Students dissect owl pellets to learn what an owl has for a meal. The opening of this owl pellet revealed a jawbone.

NEBRASKAland Magazine, NGPC

Dissecting owl pellets is a science activity that almost every fourth-grader in Nebraska gets to complete. You may have even heard your students come home from school and mention they got to rip apart an owl pellet.

But what is an owl pellet? Is it feces, or is it what an owl vomits?

What if I told you it was neither of those? Let’s jump right in and dissect this issue.

Owl pellets are the regurgitated remains of an owl’s meal. When an owl eats its food, such as a mouse, small bird, shrew, or some other small animal, it eats the whole thing. The owl will even eat the brains, bones, guts, fur/feathers, muscle, fat — everything.

The owl digests the soft tissue, such as the muscles and fat, but cannot break down the bones, fur or feathers. When an owl consumes these parts of an animal, these parts go into a small pouch-like area called the crop. The bones and fur/feathers remain in the crop, where they are compacted into a small ball or pellet. A few hours after the owl eats, the owl will flex its stomach muscles and regurgitate this small pellet of bones and fur/feathers. All owls, eagles, hawks and falcons produce pellets.

A common question we get is: “Why in the world are we letting students touch regurgitated remains from an owl?” Well, in Nebraska, our owl pellets are purchased online. The company we purchase these owl pellets from has a team of “owl pellet collectors" who visit forests and wild areas every four to six months and check several roost sites on their route. The collected owl pellets are returned to the company, where they are heat-pasteurized in an oven. They are heated to about 260 degrees for 10 hours. This process kills all bacteria and sanitizes the pellets. The pellets are then wrapped in foil and packaged for mailing. Teachers receive a set of owl pellets for their classes to dissect.

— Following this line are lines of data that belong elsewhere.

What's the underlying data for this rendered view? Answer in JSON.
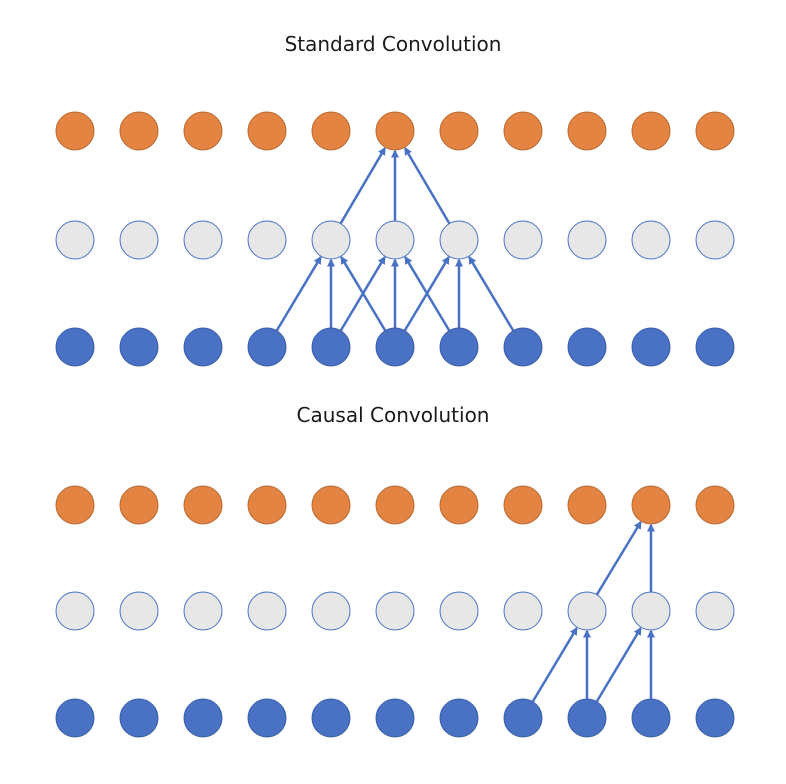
{
  "panels": [
    {
      "title": "Standard Convolution",
      "node_count": 11,
      "layers": [
        "output",
        "hidden",
        "input"
      ],
      "connections": [
        {
          "from_layer": "hidden",
          "from": 4,
          "to_layer": "output",
          "to": 5
        },
        {
          "from_layer": "hidden",
          "from": 5,
          "to_layer": "output",
          "to": 5
        },
        {
          "from_layer": "hidden",
          "from": 6,
          "to_layer": "output",
          "to": 5
        },
        {
          "from_layer": "input",
          "from": 3,
          "to_layer": "hidden",
          "to": 4
        },
        {
          "from_layer": "input",
          "from": 4,
          "to_layer": "hidden",
          "to": 4
        },
        {
          "from_layer": "input",
          "from": 5,
          "to_layer": "hidden",
          "to": 4
        },
        {
          "from_layer": "input",
          "from": 4,
          "to_layer": "hidden",
          "to": 5
        },
        {
          "from_layer": "input",
          "from": 5,
          "to_layer": "hidden",
          "to": 5
        },
        {
          "from_layer": "input",
          "from": 6,
          "to_layer": "hidden",
          "to": 5
        },
        {
          "from_layer": "input",
          "from": 5,
          "to_layer": "hidden",
          "to": 6
        },
        {
          "from_layer": "input",
          "from": 6,
          "to_layer": "hidden",
          "to": 6
        },
        {
          "from_layer": "input",
          "from": 7,
          "to_layer": "hidden",
          "to": 6
        }
      ]
    },
    {
      "title": "Causal Convolution",
      "node_count": 11,
      "layers": [
        "output",
        "hidden",
        "input"
      ],
      "connections": [
        {
          "from_layer": "hidden",
          "from": 8,
          "to_layer": "output",
          "to": 9
        },
        {
          "from_layer": "hidden",
          "from": 9,
          "to_layer": "output",
          "to": 9
        },
        {
          "from_layer": "input",
          "from": 7,
          "to_layer": "hidden",
          "to": 8
        },
        {
          "from_layer": "input",
          "from": 8,
          "to_layer": "hidden",
          "to": 8
        },
        {
          "from_layer": "input",
          "from": 8,
          "to_layer": "hidden",
          "to": 9
        },
        {
          "from_layer": "input",
          "from": 9,
          "to_layer": "hidden",
          "to": 9
        }
      ]
    }
  ],
  "colors": {
    "output_fill": "#E48443",
    "output_stroke": "#B76A36",
    "hidden_fill": "#E7E7E7",
    "hidden_stroke": "#4A72C4",
    "input_fill": "#4A72C4",
    "input_stroke": "#3A5FA6",
    "arrow": "#4A72C4"
  }
}
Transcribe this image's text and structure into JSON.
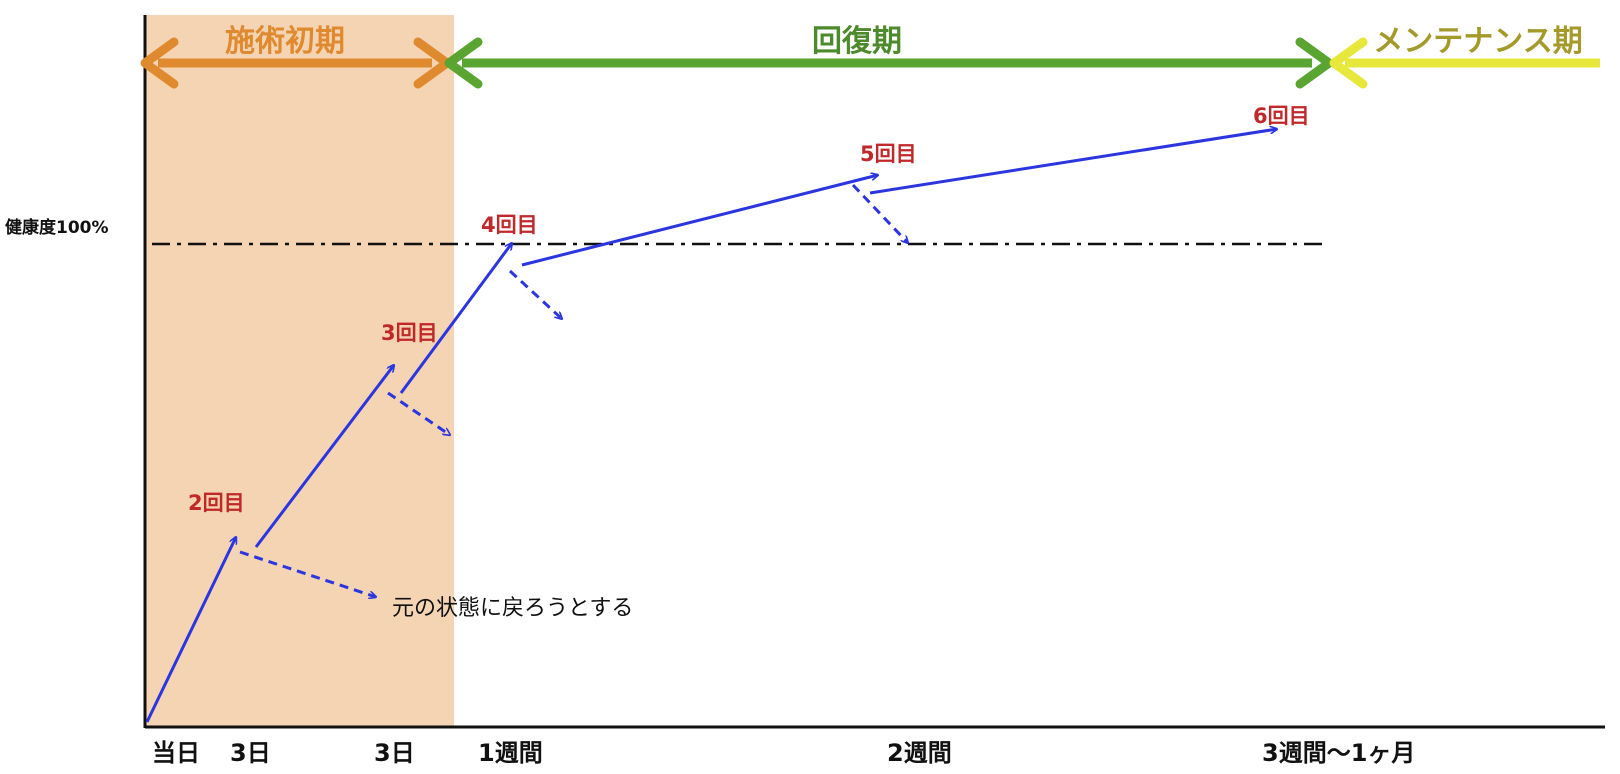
{
  "colors": {
    "initial_phase": "#e08a2f",
    "initial_shade": "#f5d4b3",
    "recovery_phase": "#5aa531",
    "recovery_text": "#4d8a2b",
    "maintenance_phase": "#e8e83c",
    "maintenance_text": "#a39a2a",
    "progress_arrow": "#2b35e0",
    "count_label": "#c0282a",
    "axis": "#111111"
  },
  "phases": {
    "initial": "施術初期",
    "recovery": "回復期",
    "maintenance": "メンテナンス期"
  },
  "baseline_label": "健康度100%",
  "visits": {
    "v2": "2回目",
    "v3": "3回目",
    "v4": "4回目",
    "v5": "5回目",
    "v6": "6回目"
  },
  "note": "元の状態に戻ろうとする",
  "x_axis": {
    "t0": "当日",
    "t1": "3日",
    "t2": "3日",
    "t3": "1週間",
    "t4": "2週間",
    "t5": "3週間〜1ヶ月"
  }
}
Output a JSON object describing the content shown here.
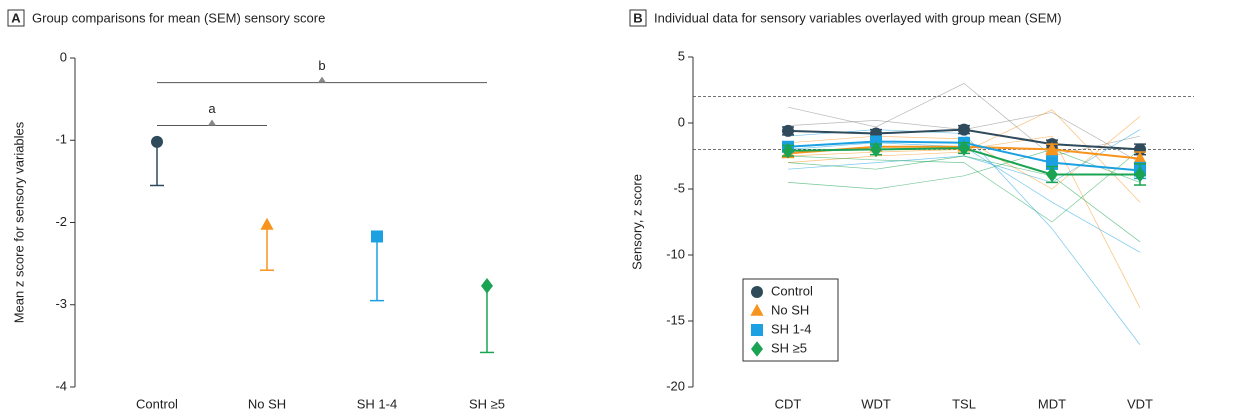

Dissecting owl pellets is a useful technique for wildlife biologists and students to learn about an owl’s lifestyle. When an owl attacks its prey, most of the bones remain intact, even through the digestion process. Students and biologists then can identify them easily and figure out what an owl is eating, and where they and their prey stand in the food chain.

In Nebraska, it is easy to find your own owl pellets. Look for them at the bases of large trees, or a place where you have seen owls flying around. You never know what you are going to find in one.